PAUL NJUKI MURAGE v REPUBLIC [2006] KEHC 2236 (KLR)
Full Case Text
REPUBLIC OF KENYA
IN THE HIGH COURT OF KENYA
AT NAKURU
CRIMINAL APPEAL 257OF 2003
(From original conviction and sentence of the Senior Principal Magistrate’s Court at Naivasha in Criminal Case No. 719 of 2003 – M. M. Muya [S.P.M.]
PAUL NJUKI MURAGE………………..........................................…………….APPELLANT
VERSUS
REPUBLIC………………………………........................................…..……..RESPONDENT
JUDGMENT
The appellant, Paul Njuki Murage was charged with the offence of robbery with violence contrary to Section 296(2) of the Penal Code. He was also charged with two counts of being found in possession of a firearm without a firearm certificate contrary to Section 4(2) (a) of the Firearms Act. The particulars of the offence were that on the 7th of March 2003 at Kabete within Nairobi Province the appellant was found in possession of a Tokalev Pistol and nine rounds of ammunition without a Firearm certificate. The appellant pleaded not guilty to the charges and after a full trial, was acquitted of the charge of robbery but was convicted of the charge of being found in possession of the pistol and the nine rounds of ammunition. He was sentenced to serve ten years imprisonment on each of the two counts. The sentences were ordered to run concurrently. Being aggrieved by his conviction and sentence the appellant appealed to this court.
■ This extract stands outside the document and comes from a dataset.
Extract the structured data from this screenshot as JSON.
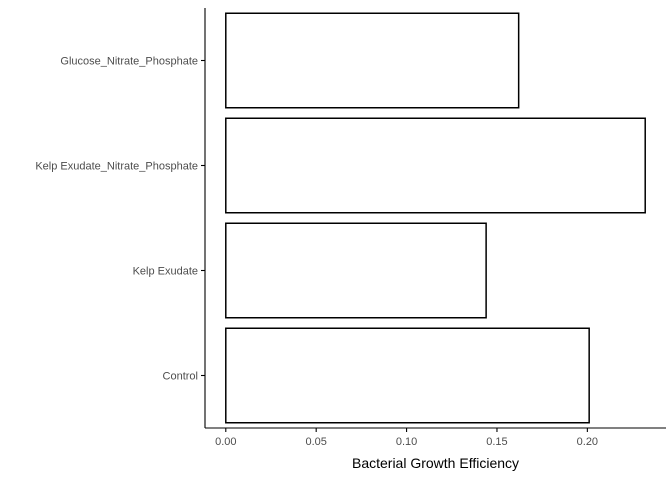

In his petition of appeal, the appellant challenged his conviction and sentence by the trial magistrate. However at the hearing of the appeal, the appellant abandoned his appeal against conviction and instead pleaded for the reduction of sentence. He submitted that he has been in prison for a period of three years during which time he had reformed. He had also acquired vocational training which would enable him to be a responsible citizen if he is released from prison. He told the court that he was a first offender and had become ill while in prison. He submitted that he was a diabetic and also had suffered from tuberculosis. He pleaded with the court to exercise leniency on him and stated that the firearm and ammunition which was found in his possession were given to him by people whom he now recognizes to have been a bad influence on him. He urged this court to reduce the custodial sentence that was imposed upon him.
Mr. Koech, Learned State Counsel supported the sentence imposed upon the appellant by the trial magistrate. He submitted that the appellant was found with a pistol and six rounds of ammunition after being suspected of having been involved in armed robbery. He submitted that the appellant was lucky not to have been convicted of the more serious offence of robbery with violence because of lack of evidence. He further submitted that the appellant had been recognized by one of the victims of the robbery with violence but the trial magistrate had found that there was no sufficient evidence to sustain a conviction on the charge of robbery with violence. He submitted that the firearm which was found in possession of the appellant was a lethal weapon which was in possession of the appellant illegally. He urged this court to disallow the appeal on sentence.
This being a first appeal, this court is mandated to reconsider and to re-evaluate the evidence adduced by the prosecution witnesses and that offered by the appellant in his defence so as to arrive at an independent determination whether or not to uphold the conviction of the appellant. In this case, where the appellant is not appealing against conviction, this court is required to re-evaluate the grounds put forward by the trial magistrate in sentencing the appellant. In re-evaluating the decision on sentence this court has to put in mind the fact that in sentencing an accused person, a trial magistrate’s court is exercising judicial discretion which can only be interfered with on appeal if it is proved that the said sentence was illegal or was excessive and harsh in the circumstances of the case.
In this appeal, the appellant admits being found in possession of a firearm with nine rounds of ammunition without a firearm certificate. He was sentenced to serve ten years imprisonment on each of the two counts that he was convicted. The sentences were ordered to run concurrently. Section 4(3)(a) of the Firearms Act (Cap 114 Laws of Kenya) provides that any person who is convicted of being in possession of a firearm as defined by Section 2 of the said Act is liable to be sentenced to serve a term not less than seven years imprisonment and not more than fifteen years imprisonment. In this appeal, the appellant was found in possession of the firearm and ammunition in circumstances that suggested that he intended to use it for unlawful purpose. In my considered opinion, the sentence of ten years imprisonment which was meted out on the appellant by the trial magistrate was neither harsh nor excessive.
In the circumstances therefore, I am not prepared to interfere with the exercise of judicial discretion by the trial magistrate when he sentenced the appellant to serve the said term of imprisonment. For the reasons stated above, I find no merit in the appeal filed by the appellant on sentence and consequently dismiss it. I have considered the mitigation of the appellant and I am of the view that the offence merited the punishment. The conviction of the appellant and the sentence imposed by the trial magistrate is hereby confirmed. It is so ordered.
DATED at NAKURU this 10th day of May 2006.